Division of Gastroenterology and Hepatology, Department of Medicine, Brooke Army Medical Center, Fort Sam Houston, TX 78234, USA.
Hepatology. 2012 Aug;56(2):464-73. doi: 10.1002/hep.25661. Epub 2012 Jun 11.
Patients with chronic hepatitis C and insulin resistance are less likely to respond to anti-hepatitis C virus (HCV) therapy and are at risk for more rapid fibrosis progression. Coadministration of pioglitazone with peginterferon/ribavirin improves insulin sensitivity and increases virologic response rates in insulin-resistant HCV genotype 4 patients, but it is unclear whether this finding applies to genotype 1 patients. For this reason we randomized treatment-naive HCV genotype 1 patients with insulin resistance to receive either standard care (peginterferon alpha-2a plus ribavirin for 48 weeks, n = 73) or pioglitazone 30-45 mg/day plus standard care (n = 77) in an open-label multicenter trial. Patients randomized to pioglitazone received the drug during a 16-week run-in phase, the 48-week standard-care phase, and the 24-week untreated follow-up phase. Pioglitazone treatment improved hemoglobin A1c (HbA1c), plasma glucose, insulin levels, and homeostasis model assessment of insulin resistance score and increased serum adiponectin levels during the 16-week run-in phase and maintained these improvements during the standard-care phase. However, we observed no statistically significant difference between the two groups in the primary efficacy endpoint, the decrease from baseline to Week 12 of peginterferon alpha-2a/ribavirin treatment in mean log(10) HCV RNA titer (-3.5 ± 1.71 and -3.7 ± 1.62 IU/mL in the pioglitazone and standard-care groups, respectively, Δ = 0.21 IU/mL, P = 0.4394).

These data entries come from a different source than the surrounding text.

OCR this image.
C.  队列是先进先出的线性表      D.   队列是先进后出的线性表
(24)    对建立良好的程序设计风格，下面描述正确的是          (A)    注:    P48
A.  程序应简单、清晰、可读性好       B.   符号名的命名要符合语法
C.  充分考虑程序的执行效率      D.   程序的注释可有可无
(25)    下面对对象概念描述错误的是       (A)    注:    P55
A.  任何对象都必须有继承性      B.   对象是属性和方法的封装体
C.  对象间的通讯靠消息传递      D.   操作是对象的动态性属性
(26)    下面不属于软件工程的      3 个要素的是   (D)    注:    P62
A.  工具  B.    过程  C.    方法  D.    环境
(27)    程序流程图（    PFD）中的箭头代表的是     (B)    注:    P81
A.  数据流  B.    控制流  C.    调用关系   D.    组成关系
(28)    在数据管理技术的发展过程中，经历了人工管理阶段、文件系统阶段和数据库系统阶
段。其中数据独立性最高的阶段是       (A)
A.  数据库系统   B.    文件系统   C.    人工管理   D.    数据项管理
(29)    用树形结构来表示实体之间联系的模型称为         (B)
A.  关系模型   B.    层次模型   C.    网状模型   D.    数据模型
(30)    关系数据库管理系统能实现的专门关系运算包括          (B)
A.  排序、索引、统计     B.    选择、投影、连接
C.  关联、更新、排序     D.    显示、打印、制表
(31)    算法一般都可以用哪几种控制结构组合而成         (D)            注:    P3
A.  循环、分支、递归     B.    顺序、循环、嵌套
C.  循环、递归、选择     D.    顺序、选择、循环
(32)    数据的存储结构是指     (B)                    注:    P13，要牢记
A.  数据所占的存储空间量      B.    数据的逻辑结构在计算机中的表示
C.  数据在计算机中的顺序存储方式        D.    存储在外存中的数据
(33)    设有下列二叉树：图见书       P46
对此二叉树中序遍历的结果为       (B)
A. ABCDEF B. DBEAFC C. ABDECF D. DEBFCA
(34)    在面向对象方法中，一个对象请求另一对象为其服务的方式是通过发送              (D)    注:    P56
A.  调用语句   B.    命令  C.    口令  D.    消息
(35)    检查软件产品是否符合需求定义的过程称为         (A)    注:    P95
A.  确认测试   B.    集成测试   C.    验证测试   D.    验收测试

Treatment with pioglitazone before and during treatment with peginterferon alpha-2a plus ribavirin improved several indices of glycemic control in patients with chronic hepatitis C and insulin resistance, but did not improve virologic response rates compared with peginterferon alpha-2a plus ribavirin alone.

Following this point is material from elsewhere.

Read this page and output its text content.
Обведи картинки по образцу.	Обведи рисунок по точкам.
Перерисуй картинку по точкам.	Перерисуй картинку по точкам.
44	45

患有慢性丙型肝炎和胰岛素抵抗的患者对抗丙型肝炎病毒(HCV)治疗的反应较差,并且更容易发生更快的纤维化进展。吡格列酮与聚乙二醇干扰素/利巴韦林联合使用可改善胰岛素抵抗的 HCV 基因型 4 患者的胰岛素敏感性并提高病毒学应答率,但尚不清楚这一发现是否适用于基因型 1 患者。出于这个原因,我们将未经治疗的 HCV 基因型 1 伴胰岛素抵抗的患者随机分为两组,一组接受标准治疗(聚乙二醇干扰素 α-2a 加利巴韦林治疗 48 周,n = 73),另一组接受吡格列酮 30-45 mg/天加标准治疗(n = 77),在一项开放性、多中心试验中。随机分配至吡格列酮组的患者在 16 周的导入期、48 周的标准治疗期和 24 周的未治疗随访期接受药物治疗。吡格列酮治疗可改善血红蛋白 A1c(HbA1c)、血浆葡萄糖、胰岛素水平和稳态模型评估的胰岛素抵抗评分,并在 16 周导入期内增加血清脂联素水平,并在标准治疗期内维持这些改善。然而,我们在主要疗效终点(聚乙二醇干扰素 α-2a/利巴韦林治疗基线至 12 周时 HCV RNA 滴度的下降)上未观察到两组之间有统计学意义的差异,即吡格列酮组和标准治疗组的平均对数(10)HCV RNA 滴度分别下降(-3.5 ± 1.71 和 -3.7 ± 1.62 IU/ml,Δ=0.21 IU/ml,P=0.4394)。
在聚乙二醇干扰素 α-2a 联合利巴韦林治疗前和治疗期间使用吡格列酮可改善慢性丙型肝炎伴胰岛素抵抗患者的多项血糖控制指标,但与聚乙二醇干扰素 α-2a 联合利巴韦林单独治疗相比,并未提高病毒学应答率。